T. Back-Up she wore in a custom-made holster around her right ankle.
“Do you have medication to take?” he asked.
“In the medicine cabinet,” she whispered, trying to burrow into her pillow. “Imitrex. Don't talk so loud.”
He left and returned with the needle cartridge, then argued that he should take her to the hospital when she coached him on how to administer the injection.
“Megan, I can't give you a shot; I'm a cop, not a doctor.”
“You're a wimp. Shut up and do it.”
“What if I screw up?”
“It's subcutaneous; you can't screw up,” she said, swallowing back the nausea. “I'd do it myself, but my hands are shaking.”
Scowling ferociously, he pressed the cartridge against her bare arm, depressed the trigger button and counted to ten. Megan looked up at him from beneath half-lowered lids. He tossed the used cartridge in the wastebasket and gazed down at her.
“You're being nice to me again,” she muttered.
“Yeah, well, don't get used to it.” The words held no sting and the only thing in his touch as he brushed her hair back from her face was tenderness.
“Don't worry, I know better,” she whispered.

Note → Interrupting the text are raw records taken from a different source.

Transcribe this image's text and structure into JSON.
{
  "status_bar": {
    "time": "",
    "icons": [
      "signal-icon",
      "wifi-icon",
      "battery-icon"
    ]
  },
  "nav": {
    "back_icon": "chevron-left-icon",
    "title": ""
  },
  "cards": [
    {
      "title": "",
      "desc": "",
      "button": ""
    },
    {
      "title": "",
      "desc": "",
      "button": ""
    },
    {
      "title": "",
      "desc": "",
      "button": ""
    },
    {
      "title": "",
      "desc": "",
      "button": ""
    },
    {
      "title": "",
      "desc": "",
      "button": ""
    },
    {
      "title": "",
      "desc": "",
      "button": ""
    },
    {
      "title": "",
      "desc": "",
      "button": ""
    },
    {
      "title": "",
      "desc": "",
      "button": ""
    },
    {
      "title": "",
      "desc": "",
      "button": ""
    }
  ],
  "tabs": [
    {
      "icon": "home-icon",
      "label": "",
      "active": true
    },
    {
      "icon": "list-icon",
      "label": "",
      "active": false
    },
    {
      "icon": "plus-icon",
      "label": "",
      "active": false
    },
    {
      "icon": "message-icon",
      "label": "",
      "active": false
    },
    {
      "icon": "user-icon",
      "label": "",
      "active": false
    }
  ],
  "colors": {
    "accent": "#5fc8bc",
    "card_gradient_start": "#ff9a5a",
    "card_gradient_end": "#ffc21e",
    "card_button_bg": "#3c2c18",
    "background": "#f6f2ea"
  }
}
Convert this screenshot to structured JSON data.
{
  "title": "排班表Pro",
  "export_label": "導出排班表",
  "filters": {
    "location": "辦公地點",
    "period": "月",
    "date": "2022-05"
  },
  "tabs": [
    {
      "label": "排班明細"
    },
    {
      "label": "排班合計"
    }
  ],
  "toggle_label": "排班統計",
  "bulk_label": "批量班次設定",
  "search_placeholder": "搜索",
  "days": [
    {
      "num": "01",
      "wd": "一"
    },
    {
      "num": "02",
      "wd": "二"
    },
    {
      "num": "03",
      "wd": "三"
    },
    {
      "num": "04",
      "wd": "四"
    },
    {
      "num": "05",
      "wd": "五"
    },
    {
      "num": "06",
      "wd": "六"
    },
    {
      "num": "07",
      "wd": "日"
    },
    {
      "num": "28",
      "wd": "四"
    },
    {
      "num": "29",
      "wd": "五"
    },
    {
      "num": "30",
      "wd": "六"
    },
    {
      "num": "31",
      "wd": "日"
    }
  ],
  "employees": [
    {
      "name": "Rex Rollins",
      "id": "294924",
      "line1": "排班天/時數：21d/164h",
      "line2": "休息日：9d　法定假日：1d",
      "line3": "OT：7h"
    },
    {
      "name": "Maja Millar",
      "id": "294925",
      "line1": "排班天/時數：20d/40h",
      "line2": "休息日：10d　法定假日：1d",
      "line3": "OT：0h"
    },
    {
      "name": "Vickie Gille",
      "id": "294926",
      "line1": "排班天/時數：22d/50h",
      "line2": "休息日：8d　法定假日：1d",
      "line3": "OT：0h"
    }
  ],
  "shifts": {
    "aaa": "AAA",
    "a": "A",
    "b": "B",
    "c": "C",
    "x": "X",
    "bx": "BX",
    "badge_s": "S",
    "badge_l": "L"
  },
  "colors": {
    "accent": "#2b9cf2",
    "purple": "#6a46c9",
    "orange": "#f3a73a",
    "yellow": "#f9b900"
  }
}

Mitch didn't know whether she was referring to her job or their relationship. He wasn't certain what they had could be called a relationship, but now was not the time to discuss it.
“You scared the hell out of me,” he said softly. “I thought our nut case
du jour
had gotten ahold of you.”
“Who?” Megan asked, thoughts tipping and tumbling in her mind again.
“Fletcher flipped out and cracked Father Tom's head open with a candlestick. But then, you probably know how that feels.”
“Piece o' cake,” she mumbled. “Did you get him?”
“We will.” Mitch decided to save the rest of the Fletcher story for later. She was in no condition to hear about the case, especially when she had been taken off it. “Don't worry about it, O'Malley. You'll give yourself a headache.”
Megan thought she smiled a little, but she wasn't sure. Her brain kept shorting out as pain flashed like fire behind her eyes.